Ректор, уже знакомый мне Василий Фёдорович Калиновский, собрал весь поток – сто человек чёрных и белых магов – в главном зале Академии. Мы стояли на сдержанно блестящем полу, под огромной люстрой, которая даже сейчас, когда был день и электричества не включали, блистала светом солнца, отражённым от хрусталя, и по стенам бежали разноцветные пятна. Торжественная и взрослая атмосфера за счёт этого немного разбавлялась чем-то детским и смешным, из-за чего трудно было чувствовать себя совсем уж серьёзно.

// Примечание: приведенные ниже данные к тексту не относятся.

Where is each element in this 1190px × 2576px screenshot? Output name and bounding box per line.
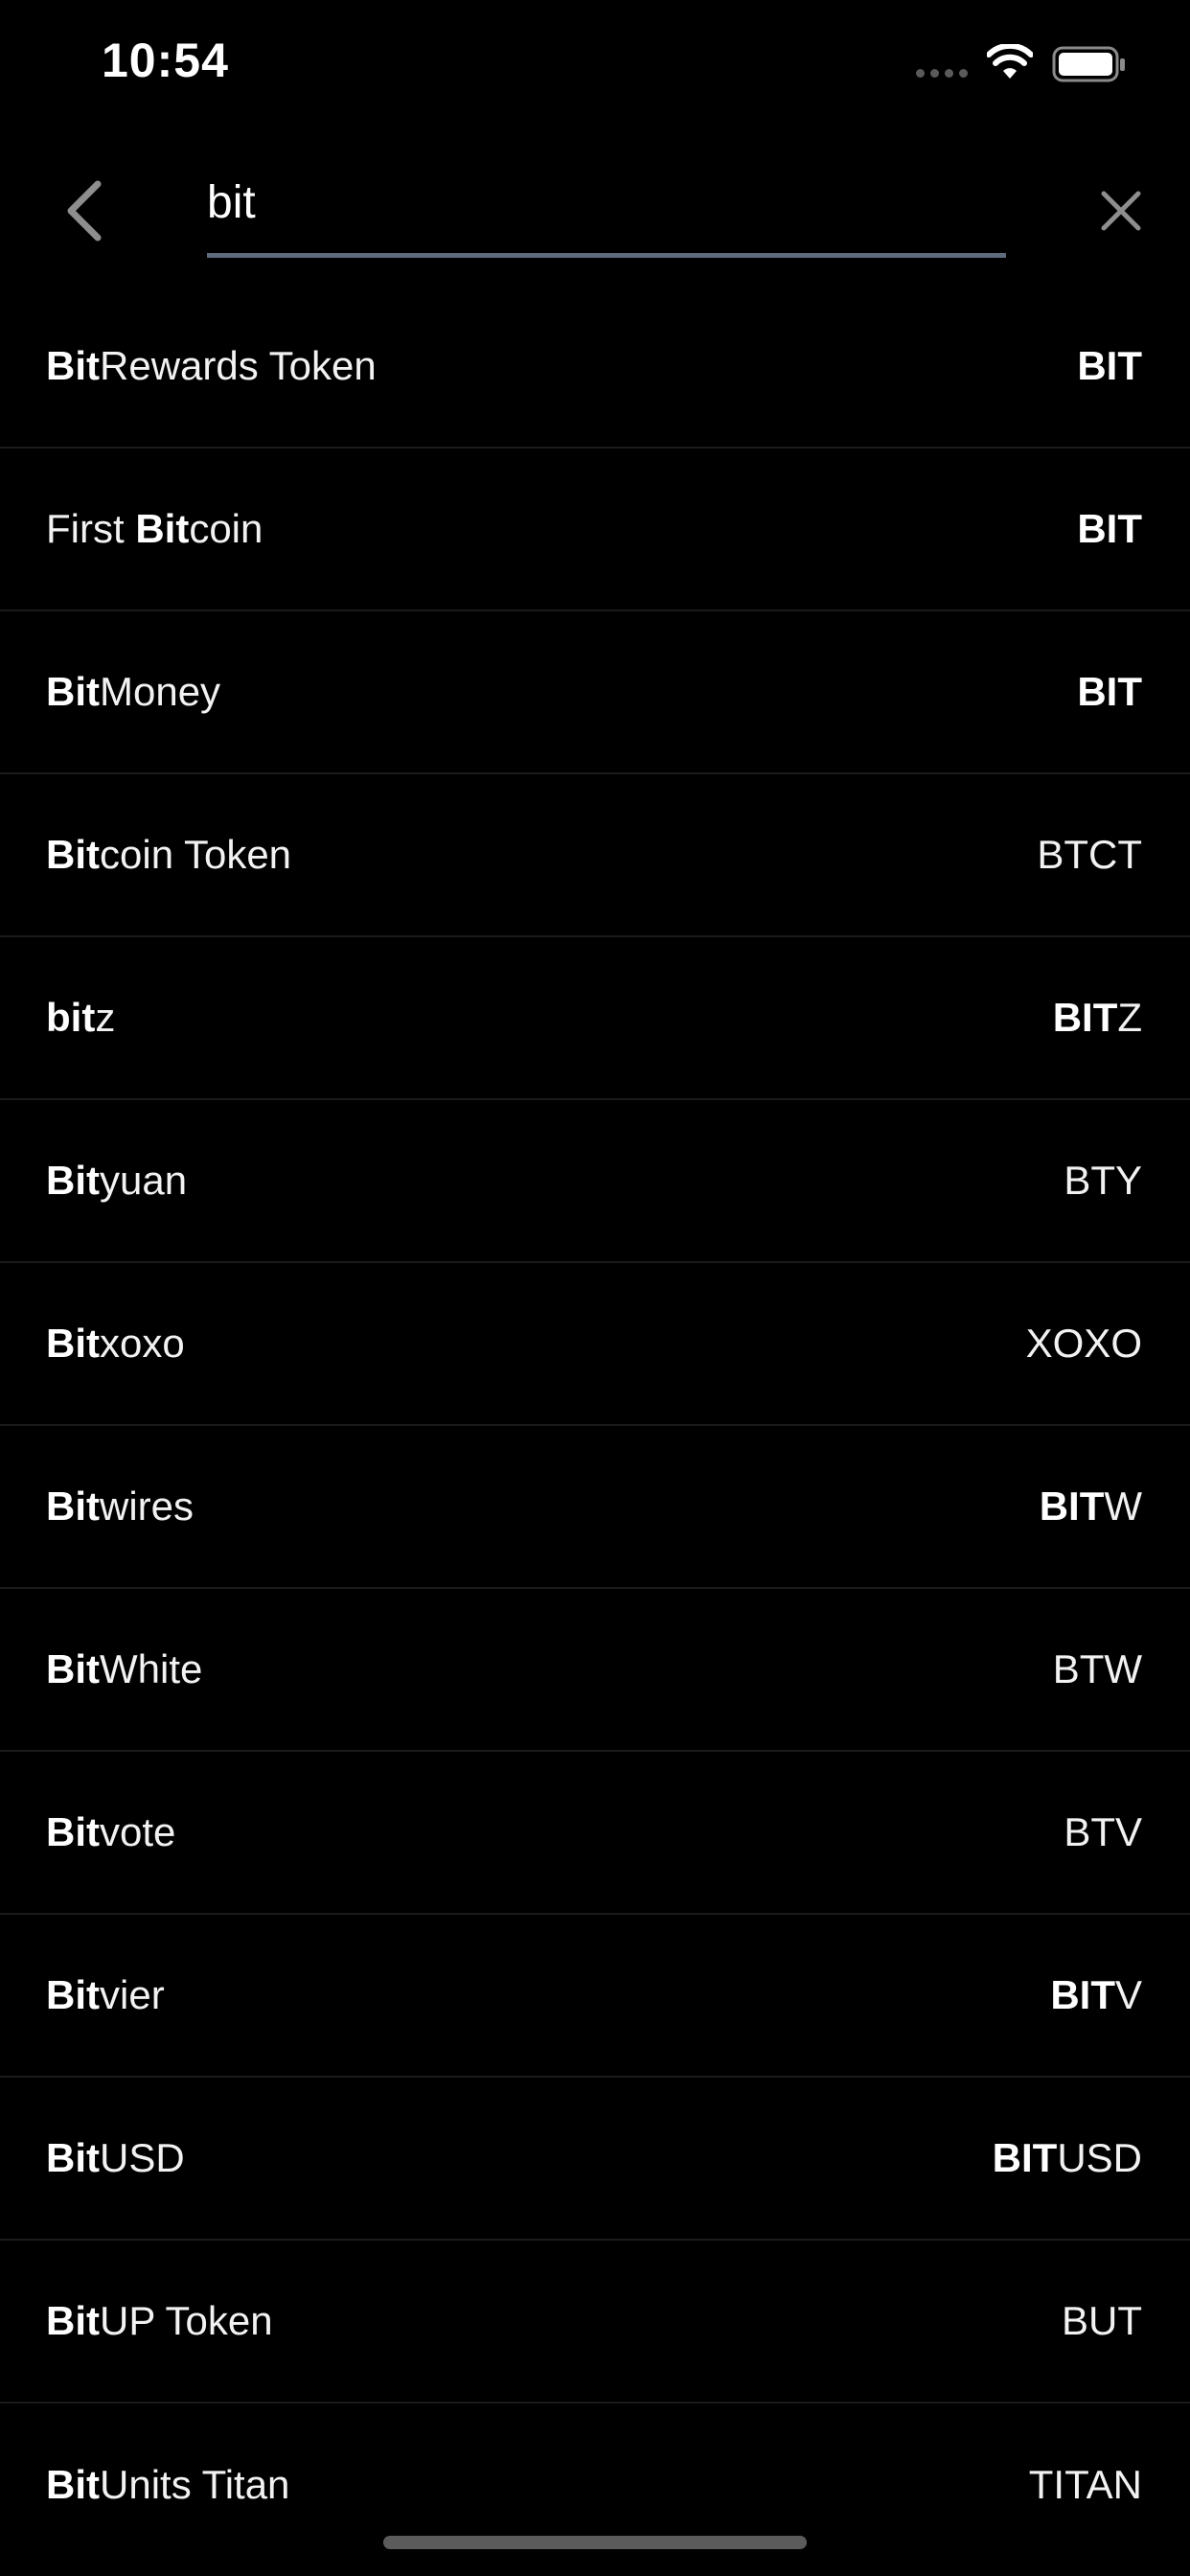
result-row[interactable]: Bitvote BTV [0, 1752, 1190, 1915]
coin-name: BitRewards Token [46, 343, 377, 388]
home-indicator[interactable] [383, 2536, 807, 2549]
coin-symbol: BTCT [1037, 832, 1142, 877]
coin-name: Bitcoin Token [46, 832, 292, 877]
cellular-dots-icon [916, 69, 968, 78]
close-icon [1101, 191, 1141, 231]
coin-symbol: XOXO [1025, 1321, 1142, 1366]
coin-name: bitz [46, 995, 116, 1040]
coin-name: Bityuan [46, 1158, 188, 1203]
coin-name: First Bitcoin [46, 506, 263, 551]
result-row[interactable]: bitz BITZ [0, 937, 1190, 1100]
result-row[interactable]: First Bitcoin BIT [0, 448, 1190, 611]
result-row[interactable]: BitMoney BIT [0, 611, 1190, 774]
coin-name: Bitwires [46, 1484, 195, 1529]
coin-symbol: BIT [1077, 506, 1142, 551]
coin-symbol: BITZ [1052, 995, 1142, 1040]
chevron-left-icon [67, 180, 102, 242]
clear-search-button[interactable] [1092, 182, 1150, 240]
back-button[interactable] [56, 174, 113, 247]
result-row[interactable]: BitRewards Token BIT [0, 286, 1190, 448]
coin-symbol: BTV [1064, 1809, 1142, 1854]
status-time: 10:54 [102, 34, 229, 87]
coin-symbol: BUT [1062, 2298, 1142, 2343]
coin-name: Bitvote [46, 1809, 176, 1854]
result-row[interactable]: BitWhite BTW [0, 1589, 1190, 1752]
coin-name: BitWhite [46, 1646, 203, 1691]
status-bar: 10:54 [0, 0, 1190, 134]
result-row[interactable]: Bitwires BITW [0, 1426, 1190, 1589]
coin-symbol: BITUSD [992, 2135, 1142, 2180]
coin-name: BitMoney [46, 669, 221, 714]
search-results-list: BitRewards Token BIT First Bitcoin BIT B… [0, 286, 1190, 2566]
result-row[interactable]: Bityuan BTY [0, 1100, 1190, 1263]
wifi-icon [987, 44, 1033, 79]
search-underline [207, 253, 1006, 258]
coin-name: BitUP Token [46, 2298, 273, 2343]
result-row[interactable]: Bitxoxo XOXO [0, 1263, 1190, 1426]
battery-icon [1052, 46, 1125, 82]
coin-name: BitUnits Titan [46, 2462, 290, 2507]
search-bar [0, 153, 1190, 268]
result-row[interactable]: BitUSD BITUSD [0, 2078, 1190, 2241]
coin-name: BitUSD [46, 2135, 185, 2180]
search-input[interactable] [207, 172, 1006, 232]
coin-symbol: BIT [1077, 669, 1142, 714]
result-row[interactable]: Bitvier BITV [0, 1915, 1190, 2078]
result-row[interactable]: BitUP Token BUT [0, 2241, 1190, 2404]
coin-symbol: BITW [1039, 1484, 1142, 1529]
result-row[interactable]: Bitcoin Token BTCT [0, 774, 1190, 937]
coin-name: Bitvier [46, 1972, 165, 2017]
coin-symbol: BITV [1050, 1972, 1142, 2017]
coin-symbol: BTY [1064, 1158, 1142, 1203]
coin-symbol: TITAN [1028, 2462, 1142, 2507]
coin-symbol: BTW [1052, 1646, 1142, 1691]
coin-name: Bitxoxo [46, 1321, 185, 1366]
coin-symbol: BIT [1077, 343, 1142, 388]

– Здравствуй, племя младое, незнакомое, – с улыбкой сказал Василий Фёдорович; сказал так, что у меня возникло ощущение, будто он кого-то цитирует. – Прежде всего позвольте вас поздравить! Все вы, я знаю, приложили огромные усилия к тому, чтобы оказаться сегодня здесь. Я поздравляю вас с началом пути, который сделает вас лучшими людьми нашего отечества. Вы – те, кто станут вершить судьбы империи. Те, чьи деяния украсят учебники истории будущих поколений!
Рядом со мной чуть слышно пискнула от избытка эмоций Полли. Она же – Аполлинария Андреевна, моя подруга детства. Правда, мои воспоминания о ней начинаются минувшим летом. Полли об этом знает, но думает, что причина тому – падение с моста. Что ж, она не так уж далека от истины. Не упади Костя Барятинский с моста – и дед не призвал бы в его тело мой дух, дух капитана Чейна из другого мира.